Diagnosing medical conditions from histopathology data requires a thorough analysis across the various resolutions of Whole Slide Images (WSI). However, existing generative methods fail to consistently represent the hierarchical structure of WSIs due to a focus on high-fidelity patches. To tackle this, we propose Ultra-Resolution Cascaded Diffusion Models (URCDMs) which are capable of synthesising entire histopathology images at high resolutions whilst authentically capturing the details of both the underlying anatomy and pathology at all magnification levels. We evaluate our method on three separate datasets, consisting of brain, breast and kidney tissue, and surpass existing state-of-the-art multi-resolution models. Furthermore, an expert evaluation study was conducted, demonstrating that URCDMs consistently generate outputs across various resolutions that trained evaluators cannot distinguish from real images. All code and additional examples can be found on GitHub.

Main Paper (Open Access Version): https://papers.miccai.org/miccai-2024/paper/0770_paper.pdf

SharedIt Link: pending

SpringerLink (DOI): pending

Supplementary Material: https://papers.miccai.org/miccai-2024/supp/0770_supp.pdf

https://www.nejm.org/doi/10.1056/NEJMp1607591 https://www.cancer.gov/ccg/research/genome-sequencing/tcga


Review #1

    This paper presents a novel method utilizing Ultra-Resolution Cascaded Diffusion Models (URCDMs) to generate high-quality, realistic histopathology images at the Whole Slide Imaging (WSI) scale, which is a pioneering achievement in the field. The approach effectively captures intricate details at various magnifications and facilitates long-range contextual understanding, overcoming the memory limitations observed in attention-based models.

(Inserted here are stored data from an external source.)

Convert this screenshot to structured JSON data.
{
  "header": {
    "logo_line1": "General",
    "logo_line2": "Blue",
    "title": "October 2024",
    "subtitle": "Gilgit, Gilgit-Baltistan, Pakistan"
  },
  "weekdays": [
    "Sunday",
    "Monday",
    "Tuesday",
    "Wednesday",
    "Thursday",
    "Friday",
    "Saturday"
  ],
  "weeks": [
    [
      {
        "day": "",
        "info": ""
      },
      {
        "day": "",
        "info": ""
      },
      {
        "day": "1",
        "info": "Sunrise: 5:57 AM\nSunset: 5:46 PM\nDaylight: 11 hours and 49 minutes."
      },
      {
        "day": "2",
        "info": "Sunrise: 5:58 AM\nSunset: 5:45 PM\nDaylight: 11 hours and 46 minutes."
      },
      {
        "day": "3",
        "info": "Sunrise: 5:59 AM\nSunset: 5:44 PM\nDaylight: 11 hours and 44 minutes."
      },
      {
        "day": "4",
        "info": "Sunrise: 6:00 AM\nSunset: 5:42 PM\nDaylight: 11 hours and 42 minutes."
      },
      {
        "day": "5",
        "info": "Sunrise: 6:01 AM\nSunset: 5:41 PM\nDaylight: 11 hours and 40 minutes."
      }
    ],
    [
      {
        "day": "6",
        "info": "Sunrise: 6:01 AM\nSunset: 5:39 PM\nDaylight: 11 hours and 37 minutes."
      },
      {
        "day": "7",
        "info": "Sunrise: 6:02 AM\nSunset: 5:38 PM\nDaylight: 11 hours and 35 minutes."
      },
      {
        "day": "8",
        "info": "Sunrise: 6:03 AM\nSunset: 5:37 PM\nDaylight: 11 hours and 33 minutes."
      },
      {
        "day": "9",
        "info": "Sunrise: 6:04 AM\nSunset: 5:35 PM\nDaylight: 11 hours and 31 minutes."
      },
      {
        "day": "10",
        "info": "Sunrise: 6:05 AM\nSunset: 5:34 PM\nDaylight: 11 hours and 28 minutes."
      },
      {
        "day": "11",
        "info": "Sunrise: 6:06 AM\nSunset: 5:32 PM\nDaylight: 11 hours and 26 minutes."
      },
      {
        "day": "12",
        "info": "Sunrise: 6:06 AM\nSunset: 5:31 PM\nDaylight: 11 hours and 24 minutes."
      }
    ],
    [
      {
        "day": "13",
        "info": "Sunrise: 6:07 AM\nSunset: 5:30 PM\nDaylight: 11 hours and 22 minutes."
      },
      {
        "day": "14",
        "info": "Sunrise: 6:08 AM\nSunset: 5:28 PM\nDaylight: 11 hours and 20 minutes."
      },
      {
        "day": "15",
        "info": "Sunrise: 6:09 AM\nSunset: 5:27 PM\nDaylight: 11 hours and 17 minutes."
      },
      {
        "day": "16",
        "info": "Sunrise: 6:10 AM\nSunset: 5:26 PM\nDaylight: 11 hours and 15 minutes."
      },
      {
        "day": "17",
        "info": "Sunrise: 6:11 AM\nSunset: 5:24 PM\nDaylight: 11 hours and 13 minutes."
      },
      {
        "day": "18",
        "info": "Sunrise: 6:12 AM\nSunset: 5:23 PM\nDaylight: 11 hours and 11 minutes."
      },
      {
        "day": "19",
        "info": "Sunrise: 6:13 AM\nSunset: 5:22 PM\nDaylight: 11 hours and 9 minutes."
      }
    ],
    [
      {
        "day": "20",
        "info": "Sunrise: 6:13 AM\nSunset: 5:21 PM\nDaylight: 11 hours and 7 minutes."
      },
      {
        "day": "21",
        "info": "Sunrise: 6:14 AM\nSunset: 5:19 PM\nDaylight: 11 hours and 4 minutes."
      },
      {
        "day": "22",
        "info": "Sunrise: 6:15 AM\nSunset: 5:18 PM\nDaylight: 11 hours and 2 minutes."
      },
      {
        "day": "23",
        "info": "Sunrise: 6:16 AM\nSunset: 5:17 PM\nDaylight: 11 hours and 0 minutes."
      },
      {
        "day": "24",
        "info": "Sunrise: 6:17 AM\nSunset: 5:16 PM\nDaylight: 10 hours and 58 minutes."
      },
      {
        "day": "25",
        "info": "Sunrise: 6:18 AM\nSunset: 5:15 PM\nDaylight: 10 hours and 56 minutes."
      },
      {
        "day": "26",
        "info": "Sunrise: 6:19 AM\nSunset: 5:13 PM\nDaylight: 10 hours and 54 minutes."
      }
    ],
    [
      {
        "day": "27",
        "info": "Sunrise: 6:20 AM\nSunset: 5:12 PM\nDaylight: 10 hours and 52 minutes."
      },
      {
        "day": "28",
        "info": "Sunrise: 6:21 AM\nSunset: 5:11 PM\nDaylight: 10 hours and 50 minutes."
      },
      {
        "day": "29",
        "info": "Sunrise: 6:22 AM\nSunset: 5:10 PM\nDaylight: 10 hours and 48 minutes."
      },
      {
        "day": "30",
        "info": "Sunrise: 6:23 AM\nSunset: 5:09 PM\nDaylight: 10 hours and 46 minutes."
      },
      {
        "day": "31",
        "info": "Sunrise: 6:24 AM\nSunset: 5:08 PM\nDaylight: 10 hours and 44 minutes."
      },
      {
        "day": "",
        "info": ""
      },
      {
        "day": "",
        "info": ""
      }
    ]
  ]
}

Importantly, it accomplishes this with significantly reduced computational resources, enabling efficient image generation, particularly in data-intensive WSI learning scenarios.

    1. The paper conducts comprehensive experiments on three diverse datasets.
    2. Addressing the topic of generating WSIs holds clinical significance.
    1. Lack of experiments utilizing the proposed methods as an augmentation technique to enhance patch classification and WSI classification.
    2. The computational requirements of the paper are significant, but there is a lack of detailed analysis on this aspect.
    3. The technique described in the paper is not depicted clearly. The meaning of the blue, red, and green boxes in Fig. 1 remains unclear.
    4. Code availability would greatly aid in understanding the proposed method.
    The submission does not mention open access to source code or data but provides a clear and detailed description of the algorithm to ensure reproducibility.

    see weakness

    Weak Reject — could be rejected, dependent on rebuttal (3)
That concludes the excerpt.